Bin Continuous Data Task

About the Bin Continuous Data Task

The Bin Continuous Data task is a data preparation task. This task divides the data values of a continuous variable into intervals and replaces the values for each interval with a single value that is representative of the interval.
Note: This task is available only if you are running SAS 9.4 or later and if you have SAS/STAT.

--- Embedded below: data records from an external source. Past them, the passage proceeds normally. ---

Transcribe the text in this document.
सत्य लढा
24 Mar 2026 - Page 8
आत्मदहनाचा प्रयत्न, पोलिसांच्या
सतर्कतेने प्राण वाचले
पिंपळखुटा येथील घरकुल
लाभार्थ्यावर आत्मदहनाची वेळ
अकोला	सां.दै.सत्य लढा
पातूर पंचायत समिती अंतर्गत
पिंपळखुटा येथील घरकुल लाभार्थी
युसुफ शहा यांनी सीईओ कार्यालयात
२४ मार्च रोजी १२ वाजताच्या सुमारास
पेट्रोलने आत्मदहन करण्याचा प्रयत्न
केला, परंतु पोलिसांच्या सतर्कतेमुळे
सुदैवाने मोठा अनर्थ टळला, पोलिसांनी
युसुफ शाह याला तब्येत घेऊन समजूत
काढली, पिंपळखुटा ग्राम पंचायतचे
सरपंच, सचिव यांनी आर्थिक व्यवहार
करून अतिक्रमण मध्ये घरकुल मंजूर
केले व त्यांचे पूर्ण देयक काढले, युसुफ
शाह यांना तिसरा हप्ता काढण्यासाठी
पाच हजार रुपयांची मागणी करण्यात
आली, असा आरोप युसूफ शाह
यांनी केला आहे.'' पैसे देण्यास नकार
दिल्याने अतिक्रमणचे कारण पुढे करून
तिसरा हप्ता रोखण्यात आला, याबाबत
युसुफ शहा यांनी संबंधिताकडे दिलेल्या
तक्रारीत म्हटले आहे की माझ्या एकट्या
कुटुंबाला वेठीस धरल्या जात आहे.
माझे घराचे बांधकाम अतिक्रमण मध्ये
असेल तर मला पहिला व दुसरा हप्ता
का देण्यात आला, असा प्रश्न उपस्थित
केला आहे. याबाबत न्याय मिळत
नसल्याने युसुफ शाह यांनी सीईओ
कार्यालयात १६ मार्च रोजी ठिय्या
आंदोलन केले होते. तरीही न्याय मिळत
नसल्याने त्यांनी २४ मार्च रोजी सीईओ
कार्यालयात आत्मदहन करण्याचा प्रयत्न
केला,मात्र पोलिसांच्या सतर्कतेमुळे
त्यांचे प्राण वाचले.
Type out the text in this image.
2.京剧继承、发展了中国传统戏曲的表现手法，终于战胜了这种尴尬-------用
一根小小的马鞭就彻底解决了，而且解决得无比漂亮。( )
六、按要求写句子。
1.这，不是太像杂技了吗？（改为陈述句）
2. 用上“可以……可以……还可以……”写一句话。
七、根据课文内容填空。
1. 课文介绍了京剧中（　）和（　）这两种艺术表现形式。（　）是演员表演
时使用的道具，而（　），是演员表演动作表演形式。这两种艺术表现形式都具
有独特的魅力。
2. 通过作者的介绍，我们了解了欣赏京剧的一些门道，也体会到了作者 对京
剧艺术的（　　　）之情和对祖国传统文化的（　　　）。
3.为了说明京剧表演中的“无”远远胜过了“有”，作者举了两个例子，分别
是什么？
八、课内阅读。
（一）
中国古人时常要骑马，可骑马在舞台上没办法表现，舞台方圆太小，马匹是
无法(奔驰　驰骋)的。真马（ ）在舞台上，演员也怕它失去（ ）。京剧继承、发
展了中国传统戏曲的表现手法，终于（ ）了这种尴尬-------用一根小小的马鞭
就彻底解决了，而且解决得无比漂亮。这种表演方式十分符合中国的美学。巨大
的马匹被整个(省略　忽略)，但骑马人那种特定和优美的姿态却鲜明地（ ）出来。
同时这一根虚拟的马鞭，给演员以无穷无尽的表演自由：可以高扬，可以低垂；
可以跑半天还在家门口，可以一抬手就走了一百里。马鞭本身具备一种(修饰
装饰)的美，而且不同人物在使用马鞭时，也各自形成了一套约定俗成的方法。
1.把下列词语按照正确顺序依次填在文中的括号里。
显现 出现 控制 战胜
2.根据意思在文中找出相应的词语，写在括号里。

Example: Winsorized Binning

In this example, the task provides the basic Winsorized statistical information for the input data.
To create this example:
  1. To create the Work.Ex12 data set, enter this code into a Program tab:
    data ex12;
       length id 8;
       do id=1 to 10000;
          x1 = ranuni(101);
          x2 = 10*ranuni(201);
          x3 = 100*ranuni(301);
          output;
       end;
    run;
    Click Submit SAS code.
  2. In the Tasks section, expand the High-Performance Statistics folder and double-click Bin Continuous Data. The user interface for the Bin Continuous Data task opens.
  3. On the Data tab, select the WORK.EX12 data set.
  4. To the Variables to bin role, assign the x1 and x2 columns.
  5. Select the Options tab and set these options:
    • In the Number of bins box, enter 10.
    • From the Method drop-down list, select Winsorized binning.
  6. To run the task, click Submit SAS code.
Here is a subset of the results:
Performance Information, Binning Information, and Mapping

Assigning Data to Roles

To run the Bin Continuous Data task, you must assign a variable to the Variables to bin role.
Role
Description
Roles
Variables to bin
specifies one or more variables as input variables for binning. The specified variables must be interval variables.
Additional Roles
Frequency count
specifies a numeric variable that contains the frequency of occurrence for each observation. If the frequency value is less than 1 or is missing, the observation is not used in the analysis. If no variable is assigned to the Frequency count role, each observation is assigned a frequency of 1.

Setting Options

Option Name
Description
Methods
Number of bins
specifies the global number of binning levels for all binning variables. This value can be any integer between 2 and 1,000, inclusive. The default number of binning levels is 16.
Method
specifies which binning method to use.
  • Bucket binning creates equal-length bins and assigns the data to one of these bins. You can choose the number of bins during the binning. The default number of bins (the binning level) is 16.
  • Winsorized binning is similar to bucket binning except that both tails are cut off to obtain a smooth binning result. This technique is often used to remove outliers during the data preparation stage.
    You must specify a value for the Winsor rate option. Valid values are from 0.0 to 0.5 (exclusive). The default value is 0.05.
  • Pseudo-quantile binning mimics the results of the quantile binning method but is more efficient by consuming less CPU time and memory.
Statistics
Select statistics to display
In the results, you can specify whether to include statistics.
Here are the additional statistics that you can include:
  • Basic statistics displays the mean, pseudo-median, standard deviation, minimum, maximum, and number of bins for each binning variable.
  • Quantile statistics displays the estimated quantiles and extremes table.

Creating an Output Data Set

You can specify whether to save the results to an output data set. In the Additional variables to include in the output data set role, specify any columns from the input data set that you want to include in the output data set.
To view all or a subset of the output data set in the results, select Show output data.